Estas sencillas e ingenuas reflexiones, bien podrían acompañar los pensamientos de Gadafi en su trabajosa huida. El avance de las tropas rebeldes, apoyadas por los efectivos de la OTAN, ha hecho que el sátrapa libio se haya dado el piro. Jorge Semprum contaba que, al llegar la primavera, los rusos que trabajaban en el exterior del campo de Buchenwald comenzaban a darse el piro: miraban al cielo, olían el aroma de las plantas y las flores, los invadía una nostalgia rabiosa y de forma natural, espontánea, original y fatalmente improvisada se daban el piro con el vano propósito de regresar a su añorada Rusia, pereciendo, como es fácil de prever, en el intento.
Pero Gadafi no ha sentido el aroma de la primavera árabe, ni ha escuchado la voz de su pueblo, ni ha visto el cielo radiante. En el interior de su fortaleza no había forma de hacerlo. Las imágenes que nos muestran los medios atestiguan, además de la intrínseca naturaleza hortera extrañamente común a todos los dictadores, la distancia que hay entre ellos y la realidad de sus países. Sin nostalgia posible, con el único estímulo del miedo, se ha dado el piro ante la llegada de sus súbditos para arrancarlo del poder. Muchos serán, no cabe duda, antiguos fajadores de la revolución verde reconvertidos a la milicia; otros, serán los hombres y mujeres pisoteados por su régimen durante cuarenta años, y los más, los habitantes mudos y silenciosos que han soportado el terror, la ignominia y la injusticia del tirano con estoico espíritu de supervivencia y la humilde esperanza de ver llegar algún día el cambio tan esperado. Pero todos han coincidido en ir a por él con la comprensible intención, supongo, de triturarlo.

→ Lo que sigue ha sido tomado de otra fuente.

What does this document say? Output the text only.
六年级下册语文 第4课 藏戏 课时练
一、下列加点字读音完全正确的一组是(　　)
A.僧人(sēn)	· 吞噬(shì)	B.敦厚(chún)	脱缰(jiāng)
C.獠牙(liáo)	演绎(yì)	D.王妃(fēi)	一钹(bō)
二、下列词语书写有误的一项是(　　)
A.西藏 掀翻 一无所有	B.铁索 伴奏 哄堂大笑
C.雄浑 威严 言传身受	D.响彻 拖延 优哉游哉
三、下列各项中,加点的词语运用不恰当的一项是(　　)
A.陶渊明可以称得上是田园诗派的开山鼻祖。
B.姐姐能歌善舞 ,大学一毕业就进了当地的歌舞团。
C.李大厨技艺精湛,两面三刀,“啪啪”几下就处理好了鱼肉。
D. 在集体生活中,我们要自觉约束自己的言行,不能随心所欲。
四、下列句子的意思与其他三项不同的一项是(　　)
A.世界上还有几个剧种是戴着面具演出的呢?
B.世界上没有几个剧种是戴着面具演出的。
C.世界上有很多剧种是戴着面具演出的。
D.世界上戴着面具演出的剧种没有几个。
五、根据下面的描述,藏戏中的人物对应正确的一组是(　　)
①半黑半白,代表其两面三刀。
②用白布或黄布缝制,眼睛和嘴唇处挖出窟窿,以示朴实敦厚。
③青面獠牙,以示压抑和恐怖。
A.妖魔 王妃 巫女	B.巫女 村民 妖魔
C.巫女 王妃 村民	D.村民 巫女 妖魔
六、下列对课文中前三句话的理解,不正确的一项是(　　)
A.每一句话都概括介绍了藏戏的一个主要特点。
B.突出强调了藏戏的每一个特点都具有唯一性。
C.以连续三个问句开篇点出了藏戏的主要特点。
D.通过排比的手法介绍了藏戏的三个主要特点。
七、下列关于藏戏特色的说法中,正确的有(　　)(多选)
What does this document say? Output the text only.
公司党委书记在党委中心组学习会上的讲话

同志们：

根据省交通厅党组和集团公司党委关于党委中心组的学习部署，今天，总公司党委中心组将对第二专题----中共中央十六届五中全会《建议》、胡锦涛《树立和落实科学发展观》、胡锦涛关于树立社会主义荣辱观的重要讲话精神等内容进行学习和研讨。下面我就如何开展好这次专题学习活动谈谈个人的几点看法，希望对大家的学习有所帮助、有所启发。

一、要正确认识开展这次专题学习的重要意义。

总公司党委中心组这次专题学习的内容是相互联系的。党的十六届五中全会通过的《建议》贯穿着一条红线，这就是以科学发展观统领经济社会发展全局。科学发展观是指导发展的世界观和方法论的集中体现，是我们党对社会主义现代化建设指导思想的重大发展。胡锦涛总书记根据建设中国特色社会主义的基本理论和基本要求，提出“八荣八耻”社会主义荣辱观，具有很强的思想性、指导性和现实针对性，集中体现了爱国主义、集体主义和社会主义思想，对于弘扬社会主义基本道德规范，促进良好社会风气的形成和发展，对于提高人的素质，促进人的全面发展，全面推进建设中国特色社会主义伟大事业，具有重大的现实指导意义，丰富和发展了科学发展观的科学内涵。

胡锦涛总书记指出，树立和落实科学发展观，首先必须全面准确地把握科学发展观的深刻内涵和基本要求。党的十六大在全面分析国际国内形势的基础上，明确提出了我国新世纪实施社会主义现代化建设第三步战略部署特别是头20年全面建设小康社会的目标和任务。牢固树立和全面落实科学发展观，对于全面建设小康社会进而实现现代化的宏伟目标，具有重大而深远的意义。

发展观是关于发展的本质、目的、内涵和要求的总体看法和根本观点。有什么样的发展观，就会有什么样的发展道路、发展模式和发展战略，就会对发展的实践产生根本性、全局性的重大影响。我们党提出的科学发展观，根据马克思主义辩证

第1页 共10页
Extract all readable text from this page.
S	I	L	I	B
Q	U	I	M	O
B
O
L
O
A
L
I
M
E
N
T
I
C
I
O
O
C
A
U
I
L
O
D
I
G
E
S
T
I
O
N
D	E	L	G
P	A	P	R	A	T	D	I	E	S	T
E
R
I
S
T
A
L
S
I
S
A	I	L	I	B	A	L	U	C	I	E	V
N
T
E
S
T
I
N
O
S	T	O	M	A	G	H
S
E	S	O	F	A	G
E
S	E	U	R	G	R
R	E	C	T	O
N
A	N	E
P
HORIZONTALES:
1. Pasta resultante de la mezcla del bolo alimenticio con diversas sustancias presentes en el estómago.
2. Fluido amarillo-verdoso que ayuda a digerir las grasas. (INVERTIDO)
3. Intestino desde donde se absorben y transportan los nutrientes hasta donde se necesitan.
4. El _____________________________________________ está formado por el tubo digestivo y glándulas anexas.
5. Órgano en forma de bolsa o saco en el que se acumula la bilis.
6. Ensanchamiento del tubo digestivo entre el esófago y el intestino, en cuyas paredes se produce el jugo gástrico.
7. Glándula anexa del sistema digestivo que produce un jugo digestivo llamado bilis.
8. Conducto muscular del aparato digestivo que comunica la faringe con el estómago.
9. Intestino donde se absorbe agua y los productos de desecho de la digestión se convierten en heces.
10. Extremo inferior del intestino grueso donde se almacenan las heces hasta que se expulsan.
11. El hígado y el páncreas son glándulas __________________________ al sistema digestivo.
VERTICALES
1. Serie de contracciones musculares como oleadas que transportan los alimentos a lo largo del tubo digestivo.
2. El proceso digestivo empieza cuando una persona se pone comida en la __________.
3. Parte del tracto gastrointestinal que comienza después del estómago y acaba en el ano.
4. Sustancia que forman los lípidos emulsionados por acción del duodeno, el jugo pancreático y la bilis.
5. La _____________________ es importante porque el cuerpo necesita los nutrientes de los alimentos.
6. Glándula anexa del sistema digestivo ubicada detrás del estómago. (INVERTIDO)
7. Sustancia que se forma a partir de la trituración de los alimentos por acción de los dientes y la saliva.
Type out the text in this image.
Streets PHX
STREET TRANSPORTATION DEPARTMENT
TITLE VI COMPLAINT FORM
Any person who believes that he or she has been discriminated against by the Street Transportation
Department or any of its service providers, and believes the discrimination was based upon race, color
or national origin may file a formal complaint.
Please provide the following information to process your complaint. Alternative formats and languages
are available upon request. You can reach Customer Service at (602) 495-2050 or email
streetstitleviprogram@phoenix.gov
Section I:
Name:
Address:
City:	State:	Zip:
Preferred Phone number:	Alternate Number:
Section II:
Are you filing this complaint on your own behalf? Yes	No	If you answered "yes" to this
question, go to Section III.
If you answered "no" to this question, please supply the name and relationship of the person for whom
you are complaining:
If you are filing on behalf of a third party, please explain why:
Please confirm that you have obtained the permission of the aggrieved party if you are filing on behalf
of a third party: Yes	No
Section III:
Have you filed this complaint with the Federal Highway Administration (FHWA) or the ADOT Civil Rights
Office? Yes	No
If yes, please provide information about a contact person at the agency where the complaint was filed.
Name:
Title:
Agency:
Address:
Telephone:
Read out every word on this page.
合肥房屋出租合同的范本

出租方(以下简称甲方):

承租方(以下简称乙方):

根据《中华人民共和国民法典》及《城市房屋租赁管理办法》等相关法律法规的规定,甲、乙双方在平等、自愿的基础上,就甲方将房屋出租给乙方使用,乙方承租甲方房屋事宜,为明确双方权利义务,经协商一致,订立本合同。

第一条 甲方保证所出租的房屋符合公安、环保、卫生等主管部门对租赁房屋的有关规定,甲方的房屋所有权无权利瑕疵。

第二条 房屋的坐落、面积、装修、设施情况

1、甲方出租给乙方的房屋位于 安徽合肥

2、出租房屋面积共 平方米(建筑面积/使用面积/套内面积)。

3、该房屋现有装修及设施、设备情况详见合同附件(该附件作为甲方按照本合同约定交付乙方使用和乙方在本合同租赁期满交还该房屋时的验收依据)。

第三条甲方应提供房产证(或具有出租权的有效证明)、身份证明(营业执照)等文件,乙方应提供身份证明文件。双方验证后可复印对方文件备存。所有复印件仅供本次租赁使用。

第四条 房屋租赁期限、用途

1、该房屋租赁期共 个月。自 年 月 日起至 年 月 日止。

Y, claro, Gadafi se ha ido. Seguramente solo: sin medios económicos – sus cuentas internacionales han sido congeladas –, sin su Guardia de Corps – rendida a los rebeldes- y sin sus amigos del exterior: Aznar, Berlusconi y otros muchos que veían en él, cuando estaba en su esplendor, nada más que a un “amigo extravagante”, en palabras del ex presidente español. Ni siquiera ellos han sido capaces de llamarlo, compartir con él ésta última angustia: su teléfono no ha sonado, sus amigos ya no estaban.
Ahora, oculto en algún lugar desconocido, el criminal descubre lo efímero que es todo cuando no se tiene el cetro en la mano. Pronto no podrá fiarse de quienes lo esconden porque la guerra llegará a su fin y hacerlo no será nada rentable. Quizá acabe abandonado en un zulo, como Sadam, aquél otro al que todos abandonaron en el momento en que su suerte cambió de rumbo.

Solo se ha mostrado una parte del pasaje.